CPU Issue when enabling RPKI

Hello everyone,

Recently, I updated three MiKroTik CCR2004-1G-12S+2XS routerboards to version 7.11.2.
Everything is working fairly well. The three routerboards are in three different IXPs.
Upon activating the RPKI functionality, I noticed an unusual behavior with the CPU.
At every refresh, and sometimes at random, the CPU spikes to 100% and for two or three minutes, it’s not possible to query the router via SNMP.
The processor affinity mode (input/output) is set to main, but I tried all the possible modes. The issue still persists.
The RPKI check is carried out correctly through a routing filter.

RPKI Chain
rpki-verify GOLINE
if (rpki invalid) {reject}

I tried modifying the filter without including any jump, but in sequence in the input filter, to no avail. The problem persists.
I have no other ideas to solve the problem… maybe it’s a bug, but I see from the release notes of the next version that there will be no fix related to the RPKI functionality, so I am a bit resigned to leaving it disabled.

Has anyone else encountered the same problem and perhaps has a solution?

Thank you very much to everyone.

Paolo Caparrelli
GOLINE SA

Fix your BGP affinity as step 1.

Then make sure your L3 offloading, bridge/VLAN configuration is matching this:
https://help.mikrotik.com/docs/display/ROS/Basic+VLAN+switching

Thanks for your reply.
Unfortunately, the technical article refers to VLANs or ports in bridge mode.
On my MikroTik RBs, there are no VLANs or bridges.
There are only two network interfaces: one connected to the IXP switch and the other to the our switch, in access mode and not VLAN, connected to our switch.
So, I really wouldn’t know how to adapt the solution you suggested to my issue.

Any other suggestions, perhaps?

Paolo Caparrelli
GOLINE SA

That is incorrect.
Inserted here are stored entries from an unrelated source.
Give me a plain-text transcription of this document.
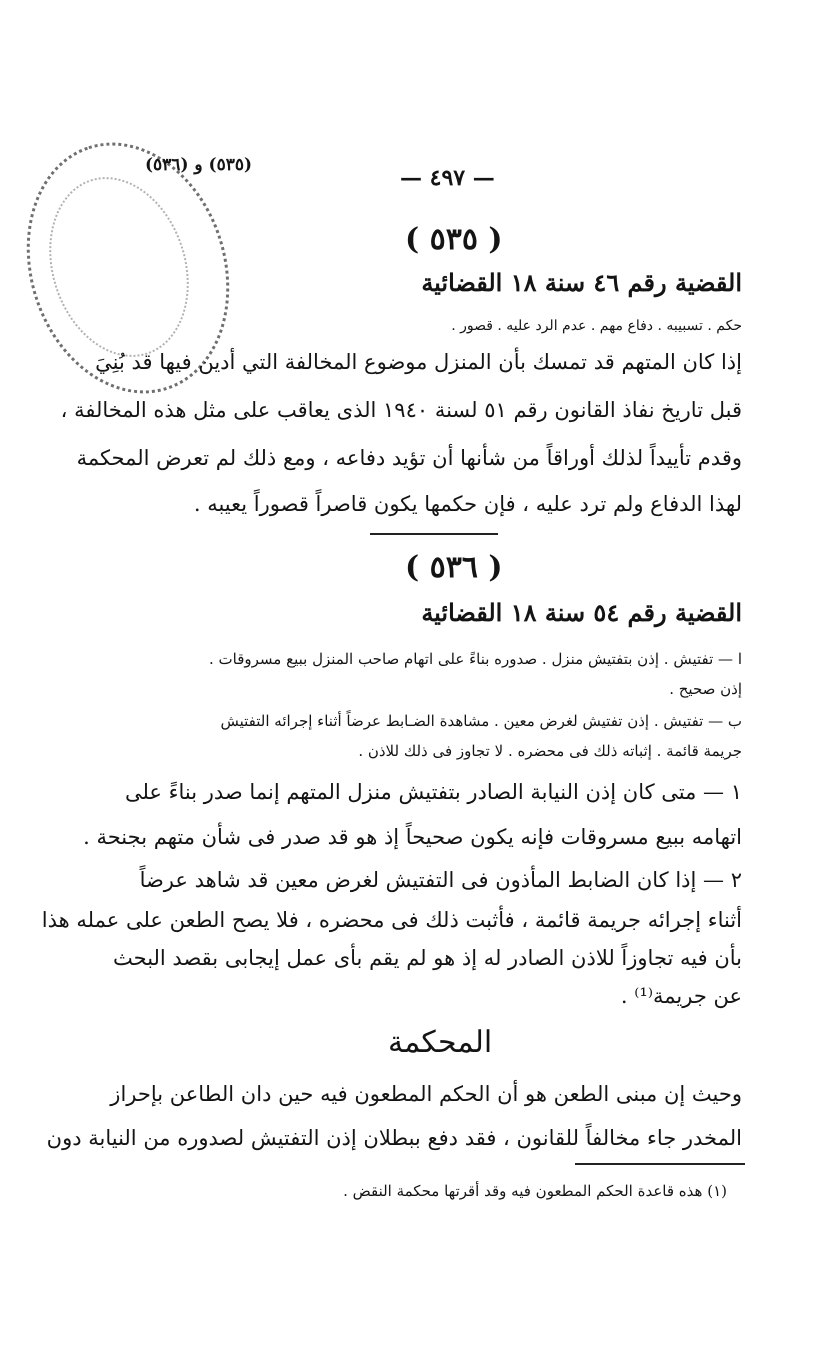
— ٤٩٧ —
(٥٣٥) و (٥٣٦)
( ٥٣٥ )
القضية رقم ٤٦ سنة ١٨ القضائية
حكم . تسبيبه . دفاع مهم . عدم الرد عليه . قصور .
إذا كان المتهم قد تمسك بأن المنزل موضوع المخالفة التي أدين فيها قد بُنِيَ
قبل تاريخ نفاذ القانون رقم ٥١ لسنة ١٩٤٠ الذى يعاقب على مثل هذه المخالفة ،
وقدم تأييداً لذلك أوراقاً من شأنها أن تؤيد دفاعه ، ومع ذلك لم تعرض المحكمة
لهذا الدفاع ولم ترد عليه ، فإن حكمها يكون قاصراً قصوراً يعيبه .
( ٥٣٦ )
القضية رقم ٥٤ سنة ١٨ القضائية
ا — تفتيش . إذن بتفتيش منزل . صدوره بناءً على اتهام صاحب المنزل ببيع مسروقات .
إذن صحيح .
ب — تفتيش . إذن تفتيش لغرض معين . مشاهدة الضـابط عرضاً أثناء إجرائه التفتيش
جريمة قائمة . إثباته ذلك فى محضره . لا تجاوز فى ذلك للاذن .
١ — متى كان إذن النيابة الصادر بتفتيش منزل المتهم إنما صدر بناءً على
اتهامه ببيع مسروقات فإنه يكون صحيحاً إذ هو قد صدر فى شأن متهم بجنحة .
٢ — إذا كان الضابط المأذون فى التفتيش لغرض معين قد شاهد عرضاً
أثناء إجرائه جريمة قائمة ، فأثبت ذلك فى محضره ، فلا يصح الطعن على عمله هذا
بأن فيه تجاوزاً للاذن الصادر له إذ هو لم يقم بأى عمل إيجابى بقصد البحث
عن جريمة⁽¹⁾ .
المحكمة
وحيث إن مبنى الطعن هو أن الحكم المطعون فيه حين دان الطاعن بإحراز
المخدر جاء مخالفاً للقانون ، فقد دفع ببطلان إذن التفتيش لصدوره من النيابة دون
(١) هذه قاعدة الحكم المطعون فيه وقد أقرتها محكمة النقض .
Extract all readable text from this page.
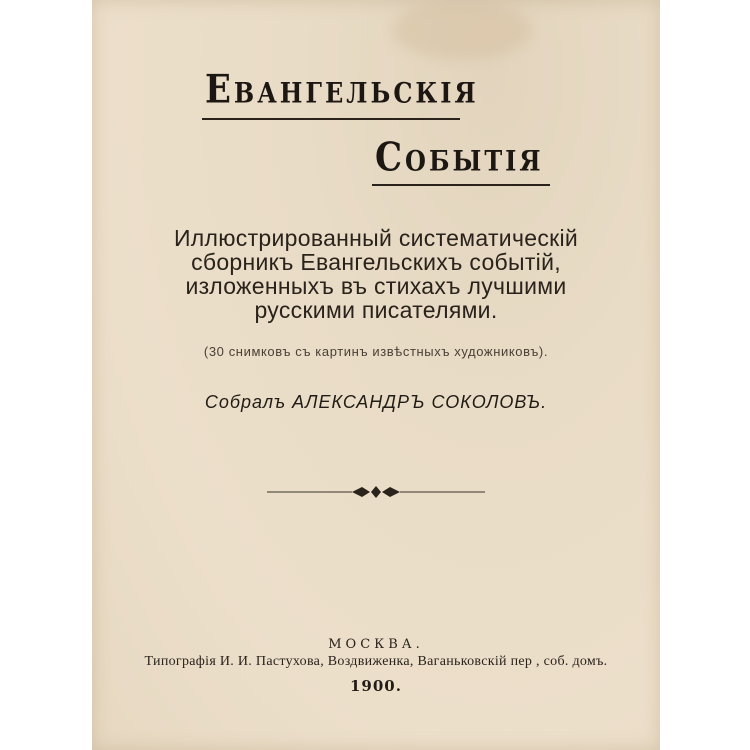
Евангельскія
Событія
Иллюстрированный систематическій
сборникъ Евангельскихъ событій,
изложенныхъ въ стихахъ лучшими
русскими писателями.
(30 снимковъ съ картинъ извѣстныхъ художниковъ).
Собралъ АЛЕКСАНДРЪ СОКОЛОВЪ.
МОСКВА.
Типографія И. И. Пастухова, Воздвиженка, Ваганьковскій пер , соб. домъ.
1900.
If you don’t correctly use the Linux DSA bridge+VLAN filtering, you’re breaking offloading. Read this:
http://forum.mikrotik.com/t/mdns-repeater-feature/148334/322

https://help.mikrotik.com/docs/display/ROS/Layer2+misconfiguration

CCR2004 configuration will be the “Other devices with a built-in switch chip” in the basic VLAN switching documentation, based on the switch chip model.
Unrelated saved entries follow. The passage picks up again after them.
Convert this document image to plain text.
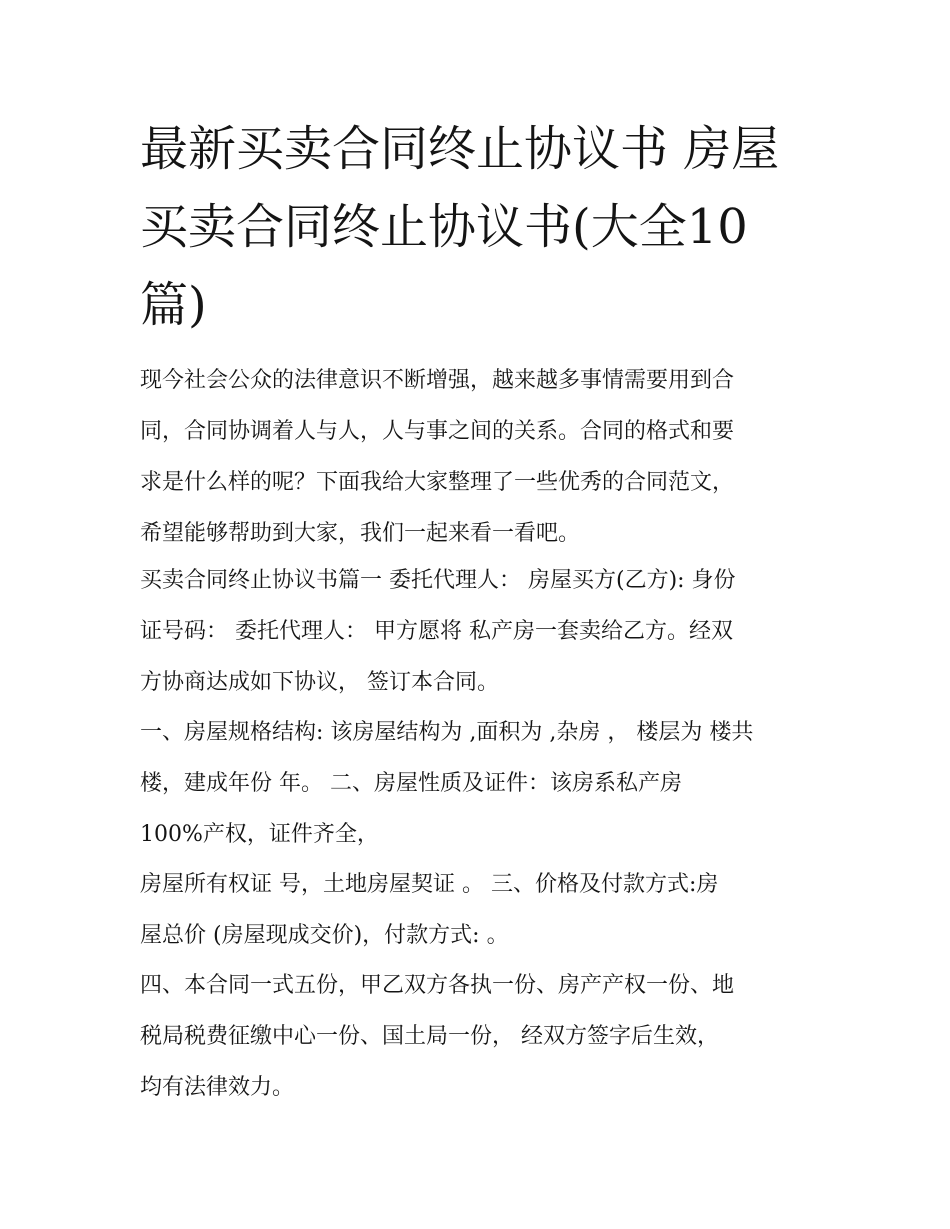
最新买卖合同终止协议书 房屋
买卖合同终止协议书(大全10
篇)
现今社会公众的法律意识不断增强，越来越多事情需要用到合
同，合同协调着人与人，人与事之间的关系。合同的格式和要
求是什么样的呢？下面我给大家整理了一些优秀的合同范文，
希望能够帮助到大家，我们一起来看一看吧。
买卖合同终止协议书篇一 委托代理人： 房屋买方(乙方): 身份
证号码： 委托代理人： 甲方愿将 私产房一套卖给乙方。经双
方协商达成如下协议， 签订本合同。
一、房屋规格结构: 该房屋结构为 ,面积为 ,杂房 ， 楼层为 楼共
楼，建成年份 年。 二、房屋性质及证件：该房系私产房
100%产权，证件齐全，
房屋所有权证 号，土地房屋契证 。 三、价格及付款方式:房
屋总价 (房屋现成交价)，付款方式: 。
四、本合同一式五份，甲乙双方各执一份、房产产权一份、地
税局税费征缴中心一份、国土局一份， 经双方签字后生效，
均有法律效力。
Assuming you are right, why does everything work perfectly when I disable the RPKI received prefix verification feature?
Furthermore, I reiterate that both ports are in access mode and not VLAN, because at the Internet Exchange Points they don’t tag the packets in a VLAN but give you a port in access mode.

Paolo Caparrelli
GOLINE SA

Today we upgraded to version 7.12.1 and it seems that the issue with SNMP stopping working when RPKI was active has been resolved.
Additionally, the problem of OSPF announcements timing out has been fixed.
Now, we hope that in a few hours the SNMP polling doesn’t go into a tilt again :slight_smile:

Paolo Caparrelli
GOLINE SA

False alarm :slight_smile:
The RPKI refresh timing is still off and after about an hour the SNMP still goes into tilt for a couple of minutes. Disabling RPKI validation makes everything perfect.
Hoping for the next update.

Paolo Caparrelli
GOLINE SA

I also recently enabled RPKI verification on my BGP routes and am also noticing regular spikes of 70%+ cpu usage on the router, where it can sometimes become unresponsive (SNMP & winbox).
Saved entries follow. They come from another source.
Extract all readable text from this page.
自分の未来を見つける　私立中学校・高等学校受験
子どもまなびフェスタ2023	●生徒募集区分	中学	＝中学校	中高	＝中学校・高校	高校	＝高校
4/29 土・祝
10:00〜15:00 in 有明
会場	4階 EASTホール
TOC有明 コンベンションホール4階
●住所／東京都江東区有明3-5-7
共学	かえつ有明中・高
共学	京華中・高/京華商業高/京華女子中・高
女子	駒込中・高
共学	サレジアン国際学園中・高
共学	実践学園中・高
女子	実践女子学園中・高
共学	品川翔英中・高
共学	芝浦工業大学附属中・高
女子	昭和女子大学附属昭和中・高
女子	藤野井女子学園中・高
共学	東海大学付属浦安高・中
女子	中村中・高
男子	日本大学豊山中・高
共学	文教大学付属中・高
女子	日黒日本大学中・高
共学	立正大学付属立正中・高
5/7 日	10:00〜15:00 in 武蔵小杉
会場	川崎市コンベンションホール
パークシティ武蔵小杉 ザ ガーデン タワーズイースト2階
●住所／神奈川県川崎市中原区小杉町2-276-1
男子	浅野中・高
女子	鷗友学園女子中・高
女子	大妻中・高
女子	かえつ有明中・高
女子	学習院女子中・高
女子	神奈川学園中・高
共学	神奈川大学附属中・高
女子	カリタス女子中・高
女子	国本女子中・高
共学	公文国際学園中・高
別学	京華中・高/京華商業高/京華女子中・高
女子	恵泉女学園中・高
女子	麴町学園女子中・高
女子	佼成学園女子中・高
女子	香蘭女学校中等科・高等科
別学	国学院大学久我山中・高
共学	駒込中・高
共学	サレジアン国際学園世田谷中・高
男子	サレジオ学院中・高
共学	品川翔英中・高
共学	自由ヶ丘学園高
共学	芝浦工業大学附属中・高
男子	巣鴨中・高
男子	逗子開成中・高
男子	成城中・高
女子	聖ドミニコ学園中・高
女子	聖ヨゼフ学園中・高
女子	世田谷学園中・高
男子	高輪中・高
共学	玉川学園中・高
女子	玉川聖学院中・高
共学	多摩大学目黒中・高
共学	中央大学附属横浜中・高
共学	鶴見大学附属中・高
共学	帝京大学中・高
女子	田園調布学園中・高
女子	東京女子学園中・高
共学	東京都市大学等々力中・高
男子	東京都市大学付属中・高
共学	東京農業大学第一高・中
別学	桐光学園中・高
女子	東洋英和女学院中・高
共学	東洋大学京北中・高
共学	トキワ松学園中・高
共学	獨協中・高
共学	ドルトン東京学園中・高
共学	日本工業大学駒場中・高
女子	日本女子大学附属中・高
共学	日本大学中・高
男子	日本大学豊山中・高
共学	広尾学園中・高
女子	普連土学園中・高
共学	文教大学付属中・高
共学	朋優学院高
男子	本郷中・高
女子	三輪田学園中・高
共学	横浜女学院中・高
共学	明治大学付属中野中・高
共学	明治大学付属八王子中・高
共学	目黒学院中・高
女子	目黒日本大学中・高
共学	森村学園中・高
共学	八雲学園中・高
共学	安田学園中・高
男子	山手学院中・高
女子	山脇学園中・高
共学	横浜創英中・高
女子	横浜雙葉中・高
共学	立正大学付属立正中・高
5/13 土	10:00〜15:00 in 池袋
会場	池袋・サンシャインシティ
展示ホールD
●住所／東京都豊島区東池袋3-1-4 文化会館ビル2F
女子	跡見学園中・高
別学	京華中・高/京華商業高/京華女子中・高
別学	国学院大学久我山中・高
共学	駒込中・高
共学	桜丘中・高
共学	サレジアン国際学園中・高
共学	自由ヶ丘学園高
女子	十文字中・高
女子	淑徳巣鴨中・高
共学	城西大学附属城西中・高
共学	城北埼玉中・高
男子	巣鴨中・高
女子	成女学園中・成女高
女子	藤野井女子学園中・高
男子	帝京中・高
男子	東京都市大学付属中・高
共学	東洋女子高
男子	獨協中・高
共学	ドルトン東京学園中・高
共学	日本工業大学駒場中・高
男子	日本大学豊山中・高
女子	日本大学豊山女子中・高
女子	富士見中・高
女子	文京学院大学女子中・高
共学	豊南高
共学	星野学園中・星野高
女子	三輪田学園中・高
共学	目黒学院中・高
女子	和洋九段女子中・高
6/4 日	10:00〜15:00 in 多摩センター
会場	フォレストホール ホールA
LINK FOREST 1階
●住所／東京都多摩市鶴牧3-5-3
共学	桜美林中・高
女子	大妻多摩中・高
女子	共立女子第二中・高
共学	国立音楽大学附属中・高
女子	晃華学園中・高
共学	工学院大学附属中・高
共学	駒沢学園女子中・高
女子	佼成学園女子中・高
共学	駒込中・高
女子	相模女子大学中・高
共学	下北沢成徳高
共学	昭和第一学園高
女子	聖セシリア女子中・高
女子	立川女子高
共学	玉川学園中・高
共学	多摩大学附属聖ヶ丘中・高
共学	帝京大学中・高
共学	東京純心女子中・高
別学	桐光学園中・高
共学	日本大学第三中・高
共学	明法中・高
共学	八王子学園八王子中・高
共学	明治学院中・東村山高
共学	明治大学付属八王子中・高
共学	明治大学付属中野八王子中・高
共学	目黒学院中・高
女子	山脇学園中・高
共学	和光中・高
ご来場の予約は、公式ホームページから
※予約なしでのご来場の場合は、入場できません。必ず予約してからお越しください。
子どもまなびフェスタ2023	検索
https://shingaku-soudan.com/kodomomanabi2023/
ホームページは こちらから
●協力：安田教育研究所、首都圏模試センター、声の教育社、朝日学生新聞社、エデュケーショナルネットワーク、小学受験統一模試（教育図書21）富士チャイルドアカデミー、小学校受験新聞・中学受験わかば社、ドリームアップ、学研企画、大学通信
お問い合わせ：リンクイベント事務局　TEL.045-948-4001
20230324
Disabling RPKI verification (or restricting it to a small handful of BGP sessions) brings the CPU usage down to a reasonable amount.
See the attached CPU graph, where I limited RPKI verification to only one session at 19:30.
daily.gif

Yes!
Exactly the same problem that I am experiencing.

Paolo Caparrelli
GOLINE SA

This is still a problem, and in fact, its worse that I originally thought.

When the CPU utilization gets too high, BGP session lock up and never resume. New routes are not added, and old routes are not removed. The only fix I’ve found for this is to manually turn down the BGP sessions and then re-enable them. This seems like a fairly critical problem.

I’ve had a support ticket open for the past few months with no movement.

We are observing the same. We have a CCR2216 (arm64) router in a region with around 3.8 million routes where we are seeing the CPU spiking from the normal average 20% utilization to around 70% upon RPKI refresh interval. We are not observing the same on another router (CCR2116) in another region with around 2.6 million routes. Hoping there might be a fix by now?

Hello goline
I get same problem, do you find any way to fix it?

I faced a similar problem with the 2116 router, where the CPU occasionally spikes to 100% for 2-3 minutes while I run eBGP. Have you found a solution yet?